Today, much collection of art is housed in the Desert Culture Centre and at a temporary exhibit at the Museum of Vancouver. Others still are on the walls of band members’ homes and at least on piece, a buckskin painting by Baptiste’s grandfather, was purchased by the Queen and is on display at Buckingham Palace.

Our stay is at the stunning yet eminently comfortable Spirit Ridge. The restaurant inside takes its name directly from the creation story. The Bear, The Fish, The Root & The Berry is led by executive chef Murray McDonald and executive pastry chef Tammy Maki, both of whom draw on their Indigenous background to inspire their dishes.

I was nursing a nasty sore throat but I swore off my pack-a-day Fisherman’s Friends habit hours earlier out of respect for the chefs and because I want to taste what they’ve put some much effort into creating.

Our meal consisted of three kinds of bannock, scallop, beetroot, bison and berries, all of which McDonald selected for their hyper-local and Indigenous roots, but prepared in a modern fashion. Delicious.

Nk’Mip Desert Cultural Centre
Horses come and go as they please on Osoyoos reservation land. - Supplied

“Farm to table. That’s the original Indigenous food,” McDonald said proudly. “All the superfoods – we did them first.”

Each of the meal courses was strategically paired with NK’MIP wines selected by winemaker and Osoyoos Indian Band member Justin Hall, North America’s first Indigenous winemaker.

Seeing crippling poverty and Osoyoos parents forced to leave and do migrant agriculture labour, the band’s leadership planted their first vineyard in 1968 and struck a handshake agreement with Andrew Peller of Peller Estates. They were “cheap plonk grapes,” Hall said, but sees it as a turning point in the band’s trajectory, one where countless business partnerships and success stories sprang from.

“People come from all over the world now. When I was a kid, it wasn’t that way,” he said.

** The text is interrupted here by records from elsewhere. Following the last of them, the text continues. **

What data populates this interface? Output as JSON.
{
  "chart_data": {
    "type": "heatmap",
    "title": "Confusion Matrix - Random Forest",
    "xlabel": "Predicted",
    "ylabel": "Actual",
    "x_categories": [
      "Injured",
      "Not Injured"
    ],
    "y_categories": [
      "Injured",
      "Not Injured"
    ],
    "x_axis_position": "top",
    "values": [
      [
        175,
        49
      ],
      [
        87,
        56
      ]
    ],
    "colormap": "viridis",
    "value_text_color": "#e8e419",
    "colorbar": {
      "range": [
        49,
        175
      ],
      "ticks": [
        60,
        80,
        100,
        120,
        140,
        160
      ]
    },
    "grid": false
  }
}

Other must-see locations of cultural importance to the Okanagan people: Kłlilx’w, also known as Spotted Lake, just west of Osoyoos on the Crowsnest Highway, a pool with circular mineral deposits believed to offer healing; Sẁiẁs, a 38-hectrare provincial park and campground formerly known as Haynes Point, on a naturally occurring causeway that cuts across the southern portion of Osoyoos Lake; and nʕaylintn) formerly known as ‘McIntyre Bluff’, is a popular hiking trail to the top of a 265-metre bluff overlooking the Okanagan Valley.